Among Ghosts
- Cover of first edition
- Author: Rachel Hartman
- Genre: Young adult fantasy novel
- Publisher: Random House
- Publication date: June 24, 2025
- Media type: Print (hardcover and electronic book) and audio-CD
- Pages: 400
- ISBN: 0593813723

= Among Ghosts =

2025 novel by Rachel Hartman

Among Ghosts is a 2025 fantasy novel by Rachel Hartman. It is set in the same world as Hartman's other works, including Seraphina and Tess of the Road, but the events in the novel take place about 100 years before those books. It was published by Random House on June 24, 2025.

==Synopsis==
Thirteen-year-old Charl and his mother, Eileen, live in muddy, unattractive St. Muckle's, in the valley of the Sowline river, an out-of-the-way location so remote that not even dragons bother attacking it. The rule in St. Muckle's is that anyone who lives for a year and a day within the city walls is free from their previous life and obligations, a law intended to help peasants on the run, but which Charl and his mother (and several of his mother's friends) have taken advantage of as well. They are in hiding from Charl's father, the abusive, bellicose Earl of Ucht, and it seems a safe bet that after seven years, he's no longer looking for them.

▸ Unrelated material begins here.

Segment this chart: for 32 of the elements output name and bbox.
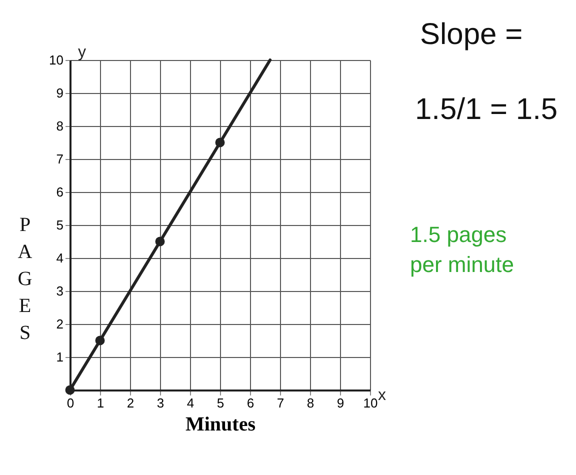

That bet, however, would be wrong. Strange things start happening in St. Muckle's. An unfortunate accident is quickly followed by murder, a beetle-bourne plague (helped on by a mysterious stranger), and finally a dragon attack. Three mercenaries have been sent by Earl Ucht to fetch his son home and destroy everything Eileen has worked for. With the help of an elderly nun, Mother Trude, Charl manages to escape to the Old Abbey, a ruined and thoroughly haunted monastery halfway up the mountain. But ghosts may be the least of his problems, because his father's hired assassins soon figure out he's no longer in St. Muckle's, and Mother Trude is definitely not what she seems. With help from a chorus of dead girls and the ghost of the notorious Battle Bishop, Charl must draw on all his courage and wisdom to foil his father's mercenaries and find his way back to the people he loves.

==Reception==
School Library Journal awarded Among Ghosts a starred review, writing "Exquisite prose carves a place in readers’ hearts for the nuanced characters of St. Muckle’s as they navigate themes of power, misinformation, and the duty people have to one another and to the greater community", and labelled the book "an engrossing, thoughtful fantasy on the human condition—with dragons."
Kirkus Reviews claimed "The setting and backstory are richly developed, and though the novel is set in the world of Hartman’s Seraphina series, no knowledge of those works is needed."